Uniontown (now Arcata) had enjoyed the early lead among the Humboldt Bay towns. The first consideration had been the facility in supplying the mines on the Trinity and the Klamath. All goods were transported by pack-trains, and the trails over the mountains were nearer the head of the bay. But soon lumber became the leading industry, and the mills were at Eureka on deep water at the center of the bay, making that the natural shipping point. It grew rapidly, outstripping its rival, and also capturing the county-seat.

Arcata struggled valiantly, but it was useless. Her geographical position was against her. In an election she shamelessly stuffed the ballot box, but Eureka went to the legislature and won her point.

Arcata had the most beautiful location and its people were very ambitious. In fruitless effort to sustain its lead, the town had built a pier almost two miles in length to a slough navigable to ocean steamers. A single horse drew a flat car carrying passengers and freight. It was the nearest approach to a railroad in the state of California at the time of our arrival on that lovely morning in 1855.

We disembarked from the ancient craft and were soon leisurely pursuing our way toward the enterprising town at the other end of the track. It seemed that we were met by the entire population; for the arrival of the steamer with mail and passengers was the exciting event of the month. The station was near the southwest corner of the plaza, which we crossed diagonally to the post-office, housed in the building that had been my father's store until he sold out the year before, when he was elected to the Assembly. Murdock's Hall was in the second story, and a little way north stood a zinc house that was to be our home. It had been shipped first to San Francisco and then to Humboldt. Its plan and architecture were the acme of simplicity. There were three rooms tandem, each with a door in the exact middle, so that if all the doors were open a bullet would be unimpeded in passing through. To add to the social atmosphere, a front porch, open at both ends, extended across the whole front. A horseman could, and in fact often did, ride across it. My brother and I occupied a chamber over the post-office, and he became adept in going to sleep on the parlor sofa every night and later going to bed in the store without waking, dodging all obstructing objects and undressing while sound asleep.

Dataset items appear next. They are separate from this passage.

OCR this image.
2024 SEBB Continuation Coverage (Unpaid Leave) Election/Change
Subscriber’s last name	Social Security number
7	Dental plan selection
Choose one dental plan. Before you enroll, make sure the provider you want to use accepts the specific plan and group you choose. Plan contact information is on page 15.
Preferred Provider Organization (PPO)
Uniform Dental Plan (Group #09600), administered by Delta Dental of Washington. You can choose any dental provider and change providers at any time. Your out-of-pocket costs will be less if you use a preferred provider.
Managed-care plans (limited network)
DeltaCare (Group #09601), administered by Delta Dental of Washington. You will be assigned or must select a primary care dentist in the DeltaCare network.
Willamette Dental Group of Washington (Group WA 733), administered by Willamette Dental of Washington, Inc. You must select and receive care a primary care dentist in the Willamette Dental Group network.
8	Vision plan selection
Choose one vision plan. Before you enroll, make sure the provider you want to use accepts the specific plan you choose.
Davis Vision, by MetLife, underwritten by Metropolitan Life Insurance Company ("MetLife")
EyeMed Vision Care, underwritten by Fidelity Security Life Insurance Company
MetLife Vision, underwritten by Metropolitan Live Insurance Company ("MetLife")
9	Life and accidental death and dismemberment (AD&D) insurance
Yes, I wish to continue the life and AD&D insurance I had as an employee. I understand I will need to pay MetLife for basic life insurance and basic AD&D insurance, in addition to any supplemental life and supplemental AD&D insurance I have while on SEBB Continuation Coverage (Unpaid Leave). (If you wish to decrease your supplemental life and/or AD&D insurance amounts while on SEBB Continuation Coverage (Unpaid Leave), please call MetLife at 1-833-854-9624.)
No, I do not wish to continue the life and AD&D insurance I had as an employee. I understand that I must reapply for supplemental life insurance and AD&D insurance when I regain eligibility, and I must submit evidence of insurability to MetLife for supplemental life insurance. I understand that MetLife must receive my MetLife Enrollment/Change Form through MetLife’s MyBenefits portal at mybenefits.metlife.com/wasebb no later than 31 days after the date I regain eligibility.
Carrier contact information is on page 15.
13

We were quite comfortable in this joke of a house. But we had no pump; all the water we used I brought from a spring in the edge of the woods, the one found by the Gregg party on the night of Christmas, 1849. The first time I visited it and dipped my bucket in the sunken barrel that protected it I had a shock. Before leaving San Francisco, being a sentimental youth and knowing little of what Humboldt offered, I bought two pots of fragrant flowers—heliotrope and a musk-plant—bringing them on the steamer with no little difficulty. As I dipped into the barrel I noticed that it was surrounded by a solid mass of musk-plants growing wild. The misapprehension was at least no greater than that which prompted some full-grown man to ship a zinc house to the one spot in the world where the most readily splitting lumber was plentiful.

One of the sights shown to the newcomer was a two-story house built before the era of the sawmill. It was built of split lumber from a single redwood tree—and enough remained to fence the lot! Within a stone's throw from the musk-plant spring was a standing redwood, with its heart burned out, in which thirteen men had slept one night, just to boast of it. Later, in my time, a shingle-maker had occupied the tree all one winter, both as a residence and as a shop where he made shingles for the trade.